I’ve harshed on this show before, mostly because it never met a theme that it didn’t love to beat you about the head with for 60 solid minutes at a time, 13 weeks out of the year. It’s engrained in the show’s DNA to telegraph the big messages, almost like it doesn’t trust the viewers to arrive at those revelations on their own. The thing is, up until this season I pretty much still trusted the show to deal with the realities of its own set-up for each of its characters. Now, I’m not so sure.

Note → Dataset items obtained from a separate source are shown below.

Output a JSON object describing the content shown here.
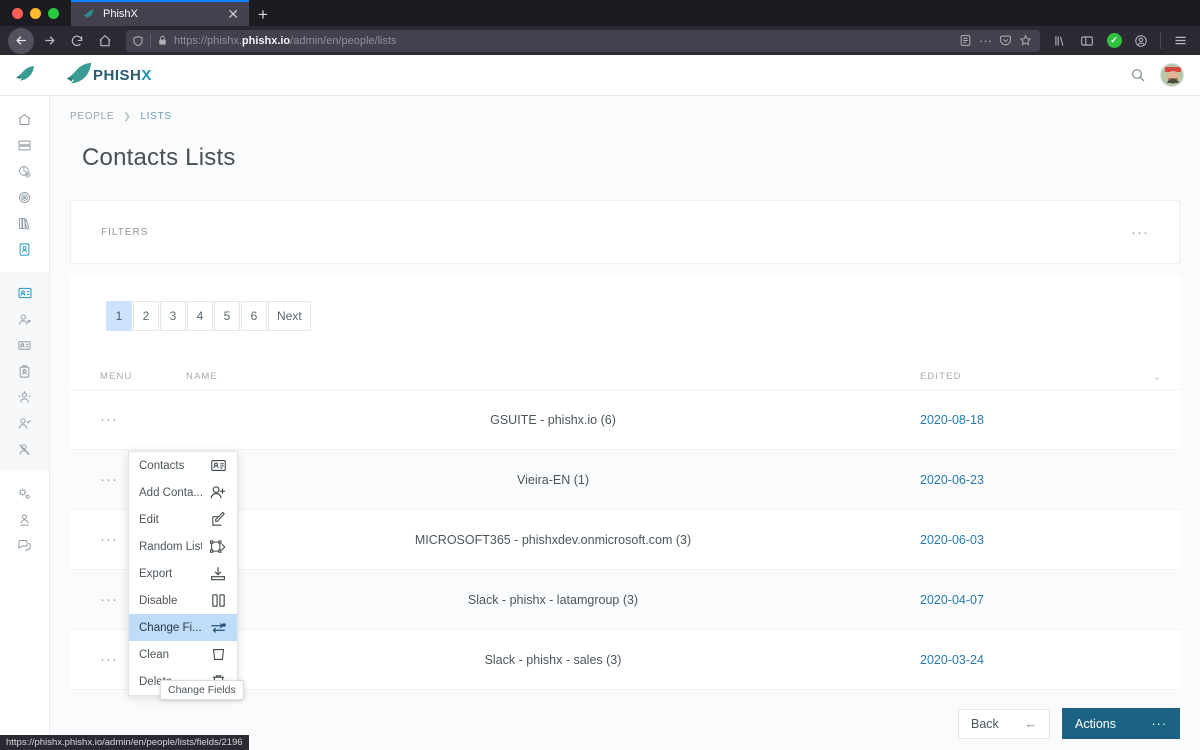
{
  "browser": {
    "tab_title": "PhishX",
    "tab_close": "✕",
    "new_tab": "+",
    "url_prefix": "https://phishx.",
    "url_domain": "phishx.io",
    "url_path": "/admin/en/people/lists",
    "status_url": "https://phishx.phishx.io/admin/en/people/lists/fields/2196",
    "accent": "#0a84ff"
  },
  "header": {
    "logo_text_main": "PHISH",
    "logo_text_accent": "X",
    "brand_color": "#2a5c6e",
    "accent_color": "#1c8fb0"
  },
  "sidebar": {
    "items": [
      {
        "name": "home",
        "active": false
      },
      {
        "name": "servers",
        "active": false
      },
      {
        "name": "clock-chart",
        "active": false
      },
      {
        "name": "target",
        "active": false
      },
      {
        "name": "books",
        "active": false
      },
      {
        "name": "contact-book",
        "active": true
      },
      {
        "name": "id-card",
        "active": true
      },
      {
        "name": "user-settings",
        "active": false
      },
      {
        "name": "id-badge",
        "active": false
      },
      {
        "name": "badge-card",
        "active": false
      },
      {
        "name": "user-group",
        "active": false
      },
      {
        "name": "user-check",
        "active": false
      },
      {
        "name": "user-disabled",
        "active": false
      },
      {
        "name": "gears",
        "active": false
      },
      {
        "name": "user-profile",
        "active": false
      },
      {
        "name": "chat",
        "active": false
      }
    ]
  },
  "breadcrumb": {
    "items": [
      "PEOPLE",
      "LISTS"
    ],
    "separator": "❯"
  },
  "page": {
    "title": "Contacts Lists"
  },
  "filters": {
    "label": "FILTERS",
    "more": "···"
  },
  "pagination": {
    "pages": [
      "1",
      "2",
      "3",
      "4",
      "5",
      "6"
    ],
    "next_label": "Next",
    "active_page": "1"
  },
  "table": {
    "columns": {
      "menu": "MENU",
      "name": "NAME",
      "edited": "EDITED"
    },
    "sort_icon": "⌄",
    "row_menu_dots": "···",
    "rows": [
      {
        "name": "GSUITE - phishx.io (6)",
        "edited": "2020-08-18",
        "icon": ""
      },
      {
        "name": "Vieira-EN (1)",
        "edited": "2020-06-23",
        "icon": ""
      },
      {
        "name": "MICROSOFT365 - phishxdev.onmicrosoft.com (3)",
        "edited": "2020-06-03",
        "icon": ""
      },
      {
        "name": "Slack - phishx - latamgroup (3)",
        "edited": "2020-04-07",
        "icon": ""
      },
      {
        "name": "Slack - phishx - sales (3)",
        "edited": "2020-03-24",
        "icon": "slack-icon"
      }
    ]
  },
  "context_menu": {
    "items": [
      {
        "label": "Contacts",
        "icon": "contact-card-icon",
        "highlight": false
      },
      {
        "label": "Add Conta...",
        "icon": "add-user-icon",
        "highlight": false
      },
      {
        "label": "Edit",
        "icon": "edit-pencil-icon",
        "highlight": false
      },
      {
        "label": "Random List",
        "icon": "random-list-icon",
        "highlight": false
      },
      {
        "label": "Export",
        "icon": "export-download-icon",
        "highlight": false
      },
      {
        "label": "Disable",
        "icon": "pause-disable-icon",
        "highlight": false
      },
      {
        "label": "Change Fi...",
        "icon": "change-fields-icon",
        "highlight": true
      },
      {
        "label": "Clean",
        "icon": "clean-bucket-icon",
        "highlight": false
      },
      {
        "label": "Delete",
        "icon": "trash-icon",
        "highlight": false
      }
    ],
    "tooltip": "Change Fields"
  },
  "footer": {
    "back_label": "Back",
    "back_icon": "←",
    "actions_label": "Actions",
    "actions_icon": "···",
    "actions_color": "#1a6383"
  }
}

It’s always amazing to me when I hear people, women in particular, talk lovingly about Don Draper. In a conversation with a co-worker about this season, she was distressed by the implication in the final moments of this season that Don is soon to be returning to his lying, philandering way after a season of bliss with his new wife. The thing is, when he does cheat again (because you know he’s going to; first of all, that’s how a show creates drama and second of all, Don’s a cad and always will be) I’m convinced that the writers won’t actually make him pay for it. Rather than lose the illusion of his life that is so important to him, which would constitute actual tragedy in the Arthur Miller sense, I get the sense that Don’s happiness has become too important for the writers themselves. He’s their baby and like any good parent, they simply don’t want him to get hurt.
Before I get accused of being too unduly bitter, there were aspects of the season that I thought were well done. As is typical, most of that credit goes to Peggy and Joan and both the actresses playing them and the writing given to them. In particular, “The Other Woman”, episode 11, was possibly the best hour of the show I’ve ever seen. (And, not coincidentally, the first one where I felt like the writers let the audience naturally figure out the point instead of hanging a few neon signs out for us to see.) While playing with the notion of a trendy sports car as the metaphorical woman that all men want but can’t really afford to have, the fact that Don is in that situation almost completely passes him by. Though in his case, the unattainable other woman isn’t the next sexual conquest but is Peggy, something he doesn’t realize it until it’s far too late. At the same time, Joan is presented with an actual indecent proposal from the slime balls that are her co-workers, literally prostituting her out as the same unattainable paragon for a client. Joan is made a full partner for her efforts, but not without a cost.
Don't know what you've got til it's gone. Or whore-d out for a client. Didn't Joni Mitchell write something about this?
All of the strum und drang that is so strong in “The Other Woman” just goes to illustrate how frustrating it can be to watch this show. Mad Men clearly understands the concept of ownership and the myriad ways in which society in the 1960s encouraged it, whether that be owning better luxury items and goods to get ahead of your neighbors or literally owning other people. Rather than wrestle with those issues and how they got played out in the broader picture of 1960s America, we get the sniping and bickering of the Draper family and an entire season about Megan’s desire to be an actress. The promises of the series back in the first season, that we would watch history happen around these characters, have taken a back seat to all the inter-personal stuff.
Season five left me feeling less like I was watching a thoughtful meditation on history, or identity politics, or changing roles in society, and more like I was watching a middle school play, albeit a well-produced one, attended by doting parents.